An emerging technology called “confidential computing” promises to make it easier to develop new generations of cloud applications, including machine learning and artificial intelligence, that run securely across multiple cloud environments.
“Many people think of security as a tax, something you have to do. To some extent, that’s true,” Chris Ramming, VMware senior director of research and innovation, said in an interview. “But what I think is particularly compelling about confidential computing is that there’s a whole new set of workloads that confidential computing enables that you couldn’t implement without confidential computing under the hood.”
Confidential computing allows individuals and organizations to share data with applications while protecting that data’s secrecy. That’s important in applications such as ML and AI, which need access to vast data pools while maintaining the confidentiality of that data. Confidential computing works through “attestation,” verifying programs and the permissions and data those programs should have.

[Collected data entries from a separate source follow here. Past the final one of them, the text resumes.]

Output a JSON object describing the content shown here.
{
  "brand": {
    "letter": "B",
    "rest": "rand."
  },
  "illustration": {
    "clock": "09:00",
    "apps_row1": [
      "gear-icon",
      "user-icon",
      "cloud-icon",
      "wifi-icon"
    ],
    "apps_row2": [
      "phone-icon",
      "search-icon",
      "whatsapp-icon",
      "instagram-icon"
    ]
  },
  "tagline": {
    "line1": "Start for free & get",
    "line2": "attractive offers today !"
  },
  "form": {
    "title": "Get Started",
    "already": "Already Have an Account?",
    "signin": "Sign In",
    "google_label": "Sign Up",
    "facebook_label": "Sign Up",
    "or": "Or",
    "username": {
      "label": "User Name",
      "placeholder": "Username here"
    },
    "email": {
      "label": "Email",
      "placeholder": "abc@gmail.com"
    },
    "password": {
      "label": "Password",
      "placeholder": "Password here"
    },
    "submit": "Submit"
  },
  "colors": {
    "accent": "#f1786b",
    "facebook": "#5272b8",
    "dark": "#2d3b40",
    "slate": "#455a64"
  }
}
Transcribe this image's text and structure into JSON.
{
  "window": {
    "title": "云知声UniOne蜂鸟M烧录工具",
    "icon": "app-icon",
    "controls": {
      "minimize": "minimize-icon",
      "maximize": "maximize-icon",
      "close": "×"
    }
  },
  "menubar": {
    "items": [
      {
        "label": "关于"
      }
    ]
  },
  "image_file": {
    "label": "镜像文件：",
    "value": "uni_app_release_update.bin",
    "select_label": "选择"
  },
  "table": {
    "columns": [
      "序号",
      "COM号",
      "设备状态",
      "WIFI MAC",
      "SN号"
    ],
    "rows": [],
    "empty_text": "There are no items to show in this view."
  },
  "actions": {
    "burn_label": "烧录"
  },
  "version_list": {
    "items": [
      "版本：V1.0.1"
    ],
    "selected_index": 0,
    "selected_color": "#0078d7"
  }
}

Confidential computing adds a new layer to the traditional two kinds of data security: “Data at rest” protects data on a server, end-user device, or edge device. “Data in motion” is data that’s on the network. The new layer, protected by confidential computing, is “data in use”—data in memory being acted on by a program.
It’s tee time
The technology works by building a hardware component, called a trusted execution environment (TEE), into the processor, along with application programming interfaces (APIs) to take advantage of that component. The TEE maintains the confidentiality and integrity of programs and data even when workloads are deployed in the cloud or infrastructure, such as the edge, that might be operated by others.
Cloud applications of all types will find confidential computing useful because the cloud generally involves sending data to servers operated by someone else and shared by multiple parties. Often, competitors share the same cloud infrastructure, as well as businesses and their customers and suppliers, making data privacy essential.
Confidential computing can secure workloads across on-premises and third-party infrastructure, including the telco edge, multi-cloud environments, and sovereign clouds.
“Many organizations have declined to migrate some of their most sensitive applications to the cloud because of concerns about potential data exposure,” according to a 2020 write-up about confidential computing in IEEE Spectrum. “Confidential computing makes it possible for different organizations to combine data sets for analysis without accessing each other’s data.”
The thrilling origin story
Confidential computing is the brainchild of the Confidential Computing Consortium, launched in 2019 under the auspices of the Linux Foundation. CCC members include Alibaba, AMD, Arm, Facebook, Fortanix, Google, Huawei, Intel, Microsoft, Oracle, Red at, Swisscom, Tencent and VMware.
Confidential computing took a step forward on June 29 in an announcement that VMware, AMD, Samsung and members of the RISC-V Keystone Community will collaborate on the open-source Certifier Framework for Confidential Computing project developed by VMware.
AMD brings X86 compatibility to the framework, while Samsung brings ARM support. Additionally, RISC-V is a standard processor architecture designed through an open, collaborative process as an alternative to X86 and ARM. And Keystone is an open-source project for building TEE enclaves based on RISC-V.
The framework specifies platform-independent APIs that make it easier for developers to write applications that utilize confidential computing.
“The promise of confidential computing is enormous, but until it becomes easier for developers to create programs and deploy programs that are easy to operate, it will be a challenge,” Ramming said.
VMware is looking to broaden the document’s support to other vendors, as well as finding a custodian organization, such as CCC, for the open source project, Ramming said.
“If we do this right, customers will have a choice of which cloud to operate in, and they won’t have to make changes to deal with security because of one cloud provider’s particular approach,” Ramming said. “I’m interested to see if we can leverage confidential computing to help users control the security of their workloads no matter where they’re running.”